GoodBaiBai88/M3D-CLIP · I got a KeyError: 4

When i executed inference code, I got the error below.

Traceback (most recent call last):
File "C:\Users\guja1\OneDrive\Desktop\PycharmProject\CLIP\M3D-CLIP\main.py", line 30, in
image_features = model.encode_image(image)[:, 0]
File "C:\Users\guja1.cache\huggingface\modules\transformers_modules\GoodBaiBai88\M3D-CLIP\ae091d89a0ef38b533ecc4ed21426f7658853963\modeling_m3d_clip.py", line 186, in encode_image
image_feats, _ = self.vision_encoder(image)
File "C:\Users\guja1\anaconda3\envs\CLIP\lib\site-packages\torch\nn\modules\module.py", line 1501, in _call_impl
return forward_call(*args, **kwargs)
File "C:\Users\guja1.cache\huggingface\modules\transformers_modules\GoodBaiBai88\M3D-CLIP\ae091d89a0ef38b533ecc4ed21426f7658853963\modeling_m3d_clip.py", line 141, in forward
x = self.patch_embedding(x)
File "C:\Users\guja1\anaconda3\envs\CLIP\lib\site-packages\torch\nn\modules\module.py", line 1501, in _call_impl
return forward_call(*args, **kwargs)
File "C:\Users\guja1\anaconda3\envs\CLIP\lib\site-packages\monai\networks\blocks\patchembedding.py", line 141, in forward
x = self.patch_embeddings(x)
File "C:\Users\guja1\anaconda3\envs\CLIP\lib\site-packages\torch\nn\modules\module.py", line 1501, in _call_impl
return forward_call(*args, **kwargs)
File "C:\Users\guja1\anaconda3\envs\CLIP\lib\site-packages\torch\nn\modules\container.py", line 217, in forward
input = module(input)
File "C:\Users\guja1\anaconda3\envs\CLIP\lib\site-packages\torch\nn\modules\module.py", line 1501, in _call_impl
return forward_call(*args, **kwargs)
File "C:\Users\guja1\anaconda3\envs\CLIP\lib\site-packages\einops\layers\torch.py", line 14, in forward
recipe = self._multirecipe[input.ndim]
KeyError: 4

And below is my code.

import torch
from transformers import AutoTokenizer, AutoModel
import numpy as np
from utils import extract_all_report

device = torch.device("cuda") # or cpu

tokenizer = AutoTokenizer.from_pretrained(
"GoodBaiBai88/M3D-CLIP",
model_max_length=512,
padding_side="right",
use_fast=False
)
model = AutoModel.from_pretrained(
"GoodBaiBai88/M3D-CLIP",
trust_remote_code=True
)
model = model.to(device=device)

image_path = "../data/1.npy"
input_txt = extract_all_report('../raw_data')
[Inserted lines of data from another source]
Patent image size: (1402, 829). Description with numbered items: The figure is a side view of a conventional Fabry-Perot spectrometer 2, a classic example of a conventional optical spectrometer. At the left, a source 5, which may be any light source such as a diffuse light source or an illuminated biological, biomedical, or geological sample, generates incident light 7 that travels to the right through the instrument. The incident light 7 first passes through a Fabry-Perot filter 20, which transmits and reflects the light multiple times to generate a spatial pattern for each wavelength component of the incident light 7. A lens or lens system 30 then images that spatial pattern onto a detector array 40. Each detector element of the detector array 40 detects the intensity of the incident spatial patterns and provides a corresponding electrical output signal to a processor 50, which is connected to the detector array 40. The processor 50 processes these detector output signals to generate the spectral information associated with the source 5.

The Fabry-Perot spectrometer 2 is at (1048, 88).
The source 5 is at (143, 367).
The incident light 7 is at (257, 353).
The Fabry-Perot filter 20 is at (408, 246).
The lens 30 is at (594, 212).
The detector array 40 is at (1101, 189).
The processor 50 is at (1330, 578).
text_tensor = tokenizer(input_txt, max_length=512, truncation=True, padding="max_length", return_tensors="pt")
input_id = text_tensor["input_ids"].to(device=device)
attention_mask = text_tensor["attention_mask"].to(device=device)
image = torch.from_numpy(np.load(image_path)).to(device=device)
print(image.shape)

with torch.inference_mode():
image_features = model.encode_image(image)[:, 0]
text_features = model.encode_text(input_id, attention_mask)[:, 0]

As you informed, i prepared 1 * 3 * 256 * 256 normalized CT.npy file but i got this error. I would be very grateful if you would bring some attention to this problem. Thanks!